Written by ANiSA Associate
As a mark of the new Lenten season, Pope Benedict XVI released a letter inviting the Church to spend this time reflecting on the theme of justice with the words of Paul in Romans 3, 21-22: “The justice of God has been manifested through faith in Jesus Christ.”
In this message, his Holiness evoked the common idea of justice, which implies rendering “every man his due,” expressed by Ulpian, a Roman jurist in the third century. Instead, his Holiness wrote that this classic definition does not specify what should be “due” as well as the notion that everything a person needs cannot be provided by the law.

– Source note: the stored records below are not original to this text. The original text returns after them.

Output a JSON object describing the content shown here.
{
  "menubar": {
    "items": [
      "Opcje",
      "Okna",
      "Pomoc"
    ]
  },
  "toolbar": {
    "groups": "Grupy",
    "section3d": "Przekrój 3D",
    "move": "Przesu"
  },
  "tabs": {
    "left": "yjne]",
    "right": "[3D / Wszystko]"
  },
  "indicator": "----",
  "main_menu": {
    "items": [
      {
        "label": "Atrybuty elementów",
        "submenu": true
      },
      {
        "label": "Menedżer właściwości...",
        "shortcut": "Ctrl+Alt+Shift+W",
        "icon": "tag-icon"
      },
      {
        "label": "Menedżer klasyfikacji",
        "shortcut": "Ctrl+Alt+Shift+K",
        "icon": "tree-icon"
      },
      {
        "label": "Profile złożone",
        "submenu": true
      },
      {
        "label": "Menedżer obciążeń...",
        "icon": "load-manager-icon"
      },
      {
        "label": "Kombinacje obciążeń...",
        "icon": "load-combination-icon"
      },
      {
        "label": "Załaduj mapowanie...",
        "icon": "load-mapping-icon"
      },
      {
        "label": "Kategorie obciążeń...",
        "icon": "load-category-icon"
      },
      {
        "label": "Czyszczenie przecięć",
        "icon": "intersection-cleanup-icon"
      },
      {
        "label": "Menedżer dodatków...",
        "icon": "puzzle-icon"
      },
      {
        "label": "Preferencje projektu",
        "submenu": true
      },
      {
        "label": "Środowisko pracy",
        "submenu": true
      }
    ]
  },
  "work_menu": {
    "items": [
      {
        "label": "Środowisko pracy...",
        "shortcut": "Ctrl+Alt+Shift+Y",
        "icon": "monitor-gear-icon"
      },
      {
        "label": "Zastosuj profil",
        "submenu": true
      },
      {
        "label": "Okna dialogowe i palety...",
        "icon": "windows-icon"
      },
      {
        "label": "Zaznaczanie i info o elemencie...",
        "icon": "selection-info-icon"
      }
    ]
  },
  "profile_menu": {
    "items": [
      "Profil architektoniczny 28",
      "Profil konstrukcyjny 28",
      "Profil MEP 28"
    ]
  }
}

Distributed “justice” cannot render human beings their “due” simply because what people need in order to live life to the fullest is love, which only God can communicate and provide.
The letter goes to say that many modern ideologies believe that the causes of injustice come from “outside sources,” which must be removed in order for justice to be distributed. However, his Holiness claims Jesus’ instruction that this way of thinking is “shortsighted” and that injustice not only has external roots but rather has its roots in the human heart. Thus true justice can only be extended through the divine grace of Jesus Christ found in his death on the cross.

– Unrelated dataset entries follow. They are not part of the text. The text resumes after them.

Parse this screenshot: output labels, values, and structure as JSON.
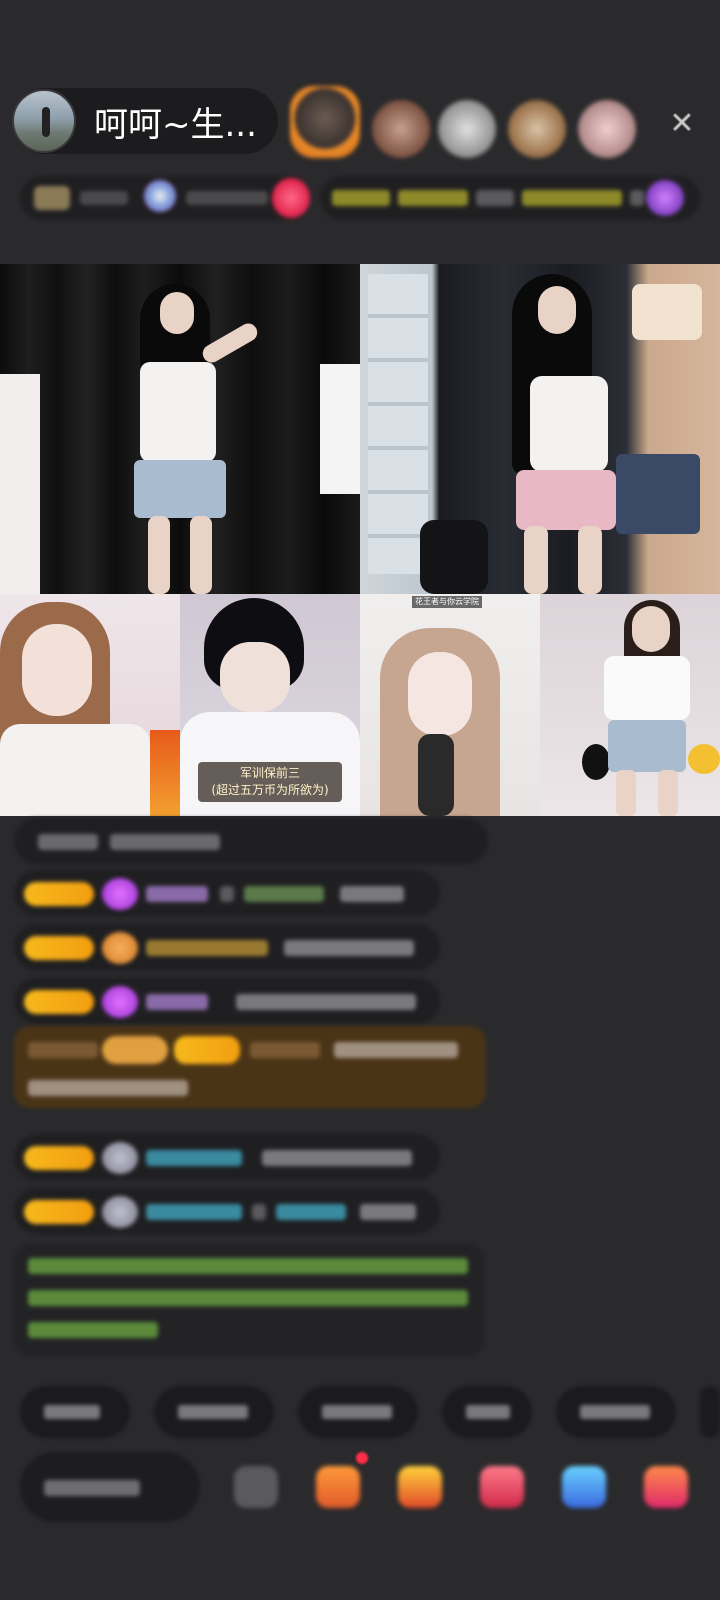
{
  "header": {
    "host_name": "呵呵~生...",
    "close_icon": "close-icon"
  },
  "video_grid": {
    "caption_line1": "军训保前三",
    "caption_line2": "(超过五万币为所欲为)",
    "tile_tag": "花王者与你云学院"
  },
  "colors": {
    "background": "#2a2a2c",
    "level_badge": "#f7b91c",
    "highlight_message": "#4a3416",
    "notification_dot": "#ff2e4a"
  }
}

“Thanks to Christ’s action, we may enter into the “greatest” justice, which is that of love, the justice that recognizes itself in every case more a debtor than a creditor, because it has received more than could ever have been expected,” wrote Pope Benedict. “Strengthened by this very experience, the Christian is moved to contribute to creating just societies, where all receive what is necessary to live according to the dignity proper to the human person and where justice is enlivened by love.”